Atlanta band Silly Goose ‘crashes’ Lollapalooza, bringing nu-metal to Loop gas stations, parking lots


Just half an hour after Blink-182 said goodnight to Chicago and ended the final day of Lollapalooza, Atlanta-based nu-metal group Silly Goose was just getting started.

It’s not the musicians’ first time in Chicago — in fact it was their fourth night in a row “crashing Lollapalooza” by playing pop-up shows around downtown.

They started playing in the parking lots of large tours and festivals years ago, or in their words, “fishing where the fish are.”

“We feel like everyone’s doing the same thing on social media, so this is how we’re separating ourselves from other people,” vocalist Jackson Foster said. “We’re just trying to take over the world.”

Deftones aside, there wasn’t much representation for their Limip Bizkit-inspired sound on the Lolla lineup, though that didn’t seem to matter to the crowds that swarmed and moshed as they started up. Thursday and Friday night, the band played at the 50 W. Ida B. Wells Dr. BP gas station, though after BP corporate caught wind of the shows, they had to move to an empty parking lot down the street for Saturday and Sunday.

Foster said their Friday night show at the BP was one of their best, describing the lighting and sound provided by the gas station’s roof, in addition to the exiting Lollapalooza crowd that reached out to the street, as “surreal.”

Bassist Yali Alvarez, of Atlanta nu-metal group Silly Goose, yells into a microphone during the band's surprise pop-up show in a parking lot near the Lolla site on Sunday night.

Bassist Yali Alvarez of Atlanta nu-metal group Silly Goose yells into a microphone during the band’s surprise pop-up show in a parking lot near the Lolla site on Sunday night.

It was their first time playing on top of a van they just bought, fitted out with a generator and roof rack that holds the drums, amps and three of the four band members.

A manager at the gas station said the show wasn’t sanctioned. A corporate representative for the company didn’t immediately return a request for comment.

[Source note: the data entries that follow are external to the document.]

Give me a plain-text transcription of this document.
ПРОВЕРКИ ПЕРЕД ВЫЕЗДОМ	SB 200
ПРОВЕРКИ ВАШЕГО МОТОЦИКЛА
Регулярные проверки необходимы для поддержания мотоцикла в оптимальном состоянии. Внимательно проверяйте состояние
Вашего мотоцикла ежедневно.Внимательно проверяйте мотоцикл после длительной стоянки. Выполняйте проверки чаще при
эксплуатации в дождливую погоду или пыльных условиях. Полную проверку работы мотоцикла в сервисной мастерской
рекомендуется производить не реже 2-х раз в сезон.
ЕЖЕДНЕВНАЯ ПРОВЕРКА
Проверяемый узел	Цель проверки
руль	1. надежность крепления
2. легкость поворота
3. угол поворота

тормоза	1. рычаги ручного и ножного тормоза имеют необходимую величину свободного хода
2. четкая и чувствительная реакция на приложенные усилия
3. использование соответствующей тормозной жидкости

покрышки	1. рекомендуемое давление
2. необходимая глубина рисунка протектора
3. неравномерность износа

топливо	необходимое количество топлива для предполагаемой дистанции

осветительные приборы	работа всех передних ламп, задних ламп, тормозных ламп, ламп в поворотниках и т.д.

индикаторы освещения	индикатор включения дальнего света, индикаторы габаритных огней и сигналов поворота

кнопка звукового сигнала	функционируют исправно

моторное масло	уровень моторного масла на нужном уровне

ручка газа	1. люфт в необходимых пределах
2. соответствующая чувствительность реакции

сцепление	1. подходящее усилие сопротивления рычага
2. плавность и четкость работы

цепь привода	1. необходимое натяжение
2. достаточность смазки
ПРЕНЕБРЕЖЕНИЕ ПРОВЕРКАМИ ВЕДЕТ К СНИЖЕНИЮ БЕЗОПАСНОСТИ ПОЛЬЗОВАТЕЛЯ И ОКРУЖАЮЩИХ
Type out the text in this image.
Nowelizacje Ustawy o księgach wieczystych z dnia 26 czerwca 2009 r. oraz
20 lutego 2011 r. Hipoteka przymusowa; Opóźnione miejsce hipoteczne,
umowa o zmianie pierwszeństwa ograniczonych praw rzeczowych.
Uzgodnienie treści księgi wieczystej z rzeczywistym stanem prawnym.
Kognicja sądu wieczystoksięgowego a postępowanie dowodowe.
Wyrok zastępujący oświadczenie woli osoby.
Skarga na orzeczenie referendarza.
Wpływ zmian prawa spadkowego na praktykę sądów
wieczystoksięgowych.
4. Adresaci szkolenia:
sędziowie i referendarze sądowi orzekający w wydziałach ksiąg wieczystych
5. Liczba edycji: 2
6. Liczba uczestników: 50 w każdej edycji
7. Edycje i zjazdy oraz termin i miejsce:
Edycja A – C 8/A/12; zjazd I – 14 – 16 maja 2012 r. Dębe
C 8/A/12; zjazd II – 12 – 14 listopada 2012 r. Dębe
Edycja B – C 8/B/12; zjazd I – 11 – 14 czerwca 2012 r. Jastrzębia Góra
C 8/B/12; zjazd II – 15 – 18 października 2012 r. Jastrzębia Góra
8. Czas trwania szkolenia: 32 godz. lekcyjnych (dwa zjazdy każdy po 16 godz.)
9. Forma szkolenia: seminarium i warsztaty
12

By Sunday, Silly Goose was able to draw a crowd of about 200 to the empty parking lot, making it through about half a dozen songs — including upcoming single “Tsunami” — before Chicago police arrived to shut it down. Foster told the Sun-Times that the shows have only ended with him in handcuffs once, albeit briefly, and “not as many” citations as expected.

“I like to think I’m good at talking my way out of things,” Foster said.

Atlanta nu-metal group Silly Goose plays a show on top of their new van in a parking lot just blocks from Lollapalooza on Sunday.

As friends Graeme Cuizon and Hannah Rose walked into the festival Friday, the band handed them slips of paper they said were reminiscent of the ones inside fortune cookies, though these foretold the future of a pop-up show later that night.

They joked that they would attend despite not knowing the band, but as they made their way to their train, they stumbled upon the show. Cuizon said it was cool to support a band doing what so many festival headliners said they had once done years before blowing up.

“There’s all these jokes that being a teenager in the ‘90s must have been so fun,” Rose, a New York resident, said. “That was the closest we’ve experienced to it, and it was fun to see.”

A crowd cheers and fist pumps as Atlanta nu-metal group Silly Goose plays a show on top of their van in a parking lot just blocks from Lollapalooza on Sunday.

Silly Goose is booked on three festivals for the year and has “crashed” another three, with plans to do pop-up shows near at least three more by the end of the year as the stunt has been helping them book “real” tours and shows.

At the end of the Sunday set, Silly Goose made a vow to headline Lollapalooza in five years, then met with waiting fans to sell shirts and sign autographs.

Their advice to other up-and-coming bands? “Make people pay attention” until you get your footing.

“Start doing s- – – in the street,” Foster said. “It’s worked so far. … Pretty soon it’ll be a thing of the past. It’s not our legacy, it’s just how we started.”